Snapshots are great for time travel, but they accumulate. Each one keeps references to data files that the current state no longer needs. Over time, this wastes storage. You should expire old snapshots periodically:

from datetime import datetime, timedelta

# Keep snapshots from the last 30 days, drop older ones
cutoff_ms = int((datetime.now() - timedelta(days=30)).timestamp() * 1000)

table.expire_snapshots().expire_older_than(cutoff_ms).commit()

print("Old snapshots expired")

Adjust the retention based on how far back you actually need to time-travel. For most teams, 30 to 90 days is reasonable.

What Is Actually Happening Behind the Scenes

Let me explain what Iceberg is doing every time you read or write the table. This is the part that helps you reason about edge cases later.

How a Read Resolves to Files

Read catalog

"Where does the music.plays table live?" Catalog returns the path to the current metadata.json.

Read metadata.json

Tells you the schema, partition spec, and the current snapshot ID. Points to a manifest list.

Read manifest list

An index of all manifests for this snapshot. Each manifest covers a set of data files. Has min/max stats per partition.

Filter manifests

Skip any manifest whose stats prove it cannot match your query (e.g., wrong day partition).

Read remaining manifests

Each manifest lists individual data files with their own stats (min/max per column, row count).

Filter data files

Skip files whose stats prove they cannot match. The remaining files are scanned in parallel.

Read Parquet

Open each remaining Parquet file and read only the columns and row groups you need.

This multi-level metadata is why Iceberg can scale to billions of rows without choking. Most queries only ever touch a tiny fraction of the actual data files because the stats let it skip the rest.

Going to Production

Everything above runs on your laptop.

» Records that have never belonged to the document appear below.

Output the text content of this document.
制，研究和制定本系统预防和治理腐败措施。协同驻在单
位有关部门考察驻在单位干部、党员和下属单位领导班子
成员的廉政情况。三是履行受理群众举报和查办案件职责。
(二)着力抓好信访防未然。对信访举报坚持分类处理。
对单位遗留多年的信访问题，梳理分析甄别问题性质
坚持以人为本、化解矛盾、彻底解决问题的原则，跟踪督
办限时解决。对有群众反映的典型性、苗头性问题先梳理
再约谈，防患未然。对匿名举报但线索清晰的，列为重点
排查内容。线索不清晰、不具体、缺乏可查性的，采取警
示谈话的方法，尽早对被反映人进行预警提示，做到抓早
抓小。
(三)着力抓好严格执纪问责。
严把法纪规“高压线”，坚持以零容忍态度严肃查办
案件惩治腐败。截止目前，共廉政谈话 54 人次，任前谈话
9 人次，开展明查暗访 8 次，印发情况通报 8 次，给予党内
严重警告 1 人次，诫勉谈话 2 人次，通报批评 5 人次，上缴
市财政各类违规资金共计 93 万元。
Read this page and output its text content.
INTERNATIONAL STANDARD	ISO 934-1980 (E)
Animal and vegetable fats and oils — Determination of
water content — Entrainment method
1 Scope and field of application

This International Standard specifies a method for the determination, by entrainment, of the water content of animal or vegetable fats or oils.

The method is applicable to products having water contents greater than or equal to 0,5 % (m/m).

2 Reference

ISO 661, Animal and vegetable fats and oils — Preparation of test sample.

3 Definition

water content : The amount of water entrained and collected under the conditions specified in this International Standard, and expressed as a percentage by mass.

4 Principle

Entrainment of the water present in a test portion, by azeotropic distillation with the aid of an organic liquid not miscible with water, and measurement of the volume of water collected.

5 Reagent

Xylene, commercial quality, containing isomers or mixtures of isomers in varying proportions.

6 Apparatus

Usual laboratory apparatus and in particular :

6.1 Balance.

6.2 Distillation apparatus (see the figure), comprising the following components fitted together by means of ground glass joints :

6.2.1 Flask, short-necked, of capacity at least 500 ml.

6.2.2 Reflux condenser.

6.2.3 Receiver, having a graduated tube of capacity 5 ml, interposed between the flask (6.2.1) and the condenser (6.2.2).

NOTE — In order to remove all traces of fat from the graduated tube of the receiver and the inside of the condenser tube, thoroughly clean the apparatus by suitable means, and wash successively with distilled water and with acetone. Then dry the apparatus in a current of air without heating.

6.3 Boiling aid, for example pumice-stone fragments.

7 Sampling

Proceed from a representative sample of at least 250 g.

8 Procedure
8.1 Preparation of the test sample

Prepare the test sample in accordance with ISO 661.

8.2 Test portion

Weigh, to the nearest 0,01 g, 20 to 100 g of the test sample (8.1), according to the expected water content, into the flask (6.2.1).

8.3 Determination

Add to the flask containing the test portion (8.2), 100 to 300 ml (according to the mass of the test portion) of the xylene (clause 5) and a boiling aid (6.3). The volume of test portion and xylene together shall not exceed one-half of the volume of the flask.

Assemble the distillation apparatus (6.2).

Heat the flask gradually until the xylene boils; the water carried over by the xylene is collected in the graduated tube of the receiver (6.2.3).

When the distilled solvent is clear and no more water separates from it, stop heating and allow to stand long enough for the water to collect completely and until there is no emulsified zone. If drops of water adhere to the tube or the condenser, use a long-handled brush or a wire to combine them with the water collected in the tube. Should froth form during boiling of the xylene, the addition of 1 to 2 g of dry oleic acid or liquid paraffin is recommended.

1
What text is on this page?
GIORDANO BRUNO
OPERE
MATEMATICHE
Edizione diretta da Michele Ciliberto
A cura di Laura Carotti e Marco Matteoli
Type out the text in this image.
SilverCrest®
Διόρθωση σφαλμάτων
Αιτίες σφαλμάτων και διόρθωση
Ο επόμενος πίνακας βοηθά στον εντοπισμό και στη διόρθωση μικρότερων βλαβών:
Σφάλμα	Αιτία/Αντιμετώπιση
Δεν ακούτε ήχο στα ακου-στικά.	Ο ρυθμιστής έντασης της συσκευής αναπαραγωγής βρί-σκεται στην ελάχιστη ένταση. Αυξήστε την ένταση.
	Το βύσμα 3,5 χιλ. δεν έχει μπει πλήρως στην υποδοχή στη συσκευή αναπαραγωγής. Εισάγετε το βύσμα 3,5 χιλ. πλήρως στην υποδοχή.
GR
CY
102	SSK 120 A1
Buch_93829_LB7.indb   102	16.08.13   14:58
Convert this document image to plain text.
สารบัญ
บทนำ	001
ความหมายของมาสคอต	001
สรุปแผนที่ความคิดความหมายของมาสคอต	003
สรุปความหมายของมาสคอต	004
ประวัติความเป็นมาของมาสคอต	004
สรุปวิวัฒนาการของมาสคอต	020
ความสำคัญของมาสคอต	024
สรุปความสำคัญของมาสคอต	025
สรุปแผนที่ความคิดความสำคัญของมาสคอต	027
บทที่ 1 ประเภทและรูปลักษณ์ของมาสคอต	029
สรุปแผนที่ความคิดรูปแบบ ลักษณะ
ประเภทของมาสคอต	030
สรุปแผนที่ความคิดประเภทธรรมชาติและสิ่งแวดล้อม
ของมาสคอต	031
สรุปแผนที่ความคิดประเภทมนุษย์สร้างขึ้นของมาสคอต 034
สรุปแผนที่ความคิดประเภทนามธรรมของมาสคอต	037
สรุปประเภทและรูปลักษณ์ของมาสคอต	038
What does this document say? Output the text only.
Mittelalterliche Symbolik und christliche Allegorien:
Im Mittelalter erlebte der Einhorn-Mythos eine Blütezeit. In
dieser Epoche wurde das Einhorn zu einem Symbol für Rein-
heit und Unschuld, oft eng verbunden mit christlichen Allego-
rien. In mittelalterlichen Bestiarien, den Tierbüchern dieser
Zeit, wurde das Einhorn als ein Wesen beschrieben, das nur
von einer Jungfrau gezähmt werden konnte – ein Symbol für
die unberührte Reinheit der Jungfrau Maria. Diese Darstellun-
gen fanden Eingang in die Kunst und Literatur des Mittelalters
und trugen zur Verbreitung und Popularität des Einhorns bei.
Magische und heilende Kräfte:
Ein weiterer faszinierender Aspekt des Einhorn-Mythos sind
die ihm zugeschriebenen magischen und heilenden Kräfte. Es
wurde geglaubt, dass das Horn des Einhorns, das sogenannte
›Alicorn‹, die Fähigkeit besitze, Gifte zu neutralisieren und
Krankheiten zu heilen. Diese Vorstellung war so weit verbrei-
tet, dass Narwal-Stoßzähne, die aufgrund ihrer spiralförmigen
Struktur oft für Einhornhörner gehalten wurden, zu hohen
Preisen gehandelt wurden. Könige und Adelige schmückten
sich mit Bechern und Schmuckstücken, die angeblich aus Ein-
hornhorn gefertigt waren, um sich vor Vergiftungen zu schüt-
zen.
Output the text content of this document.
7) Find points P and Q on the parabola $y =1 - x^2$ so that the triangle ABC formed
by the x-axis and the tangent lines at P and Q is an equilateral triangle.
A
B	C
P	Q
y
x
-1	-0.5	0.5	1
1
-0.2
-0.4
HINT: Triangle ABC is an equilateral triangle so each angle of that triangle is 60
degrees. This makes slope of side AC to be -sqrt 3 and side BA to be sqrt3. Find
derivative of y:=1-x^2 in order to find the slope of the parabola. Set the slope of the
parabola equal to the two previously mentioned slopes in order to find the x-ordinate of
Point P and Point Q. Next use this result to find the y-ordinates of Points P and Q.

To take the same code to production, you swap out three components and the rest stays the same.

Storage

Local filesystem

S3 / GCS / ADLS

Change warehouse URI from file://./warehouse to s3://your-bucket/warehouse

Catalog

SQLite

AWS Glue / Polaris / Nessie

Use GlueCatalog or RestCatalog instead of SqlCatalog

Compute

PyIceberg + DuckDB

Spark / Trino / Snowflake

Same Iceberg tables, different engine. All can read each other's writes.

The same table can be written by Spark, queried by Trino, and used by a DuckDB-powered notebook. This is the real promise of the lakehouse: one copy of your data, every engine, every workload.

What You Just Built (And What It Means)

Walking through this on your laptop, you went from zero to a working lakehouse with:

A catalog that maps table names to physical storage.
A schema-enforced table with partitions for fast filtering.
Atomic writes (append). No partial data.
SQL queries through DuckDB.
Schema evolution without rewriting data.
Time travel through snapshot history.
Maintenance jobs (compaction, snapshot expiration).

This is genuinely production-grade architecture, just running on a laptop. The exact same patterns scale to petabytes when you swap the local filesystem for S3 and PyIceberg for Spark.

The biggest lesson is this: the lakehouse pattern is not magic, and it is not vendor-locked. Iceberg is an open spec. The metadata files in your warehouse directory are just JSON and Avro. Anyone can build a tool that reads them. That openness is why this architecture is winning.

Open this folder in 10 years and the data will still be readable. That is something you cannot say about most database systems.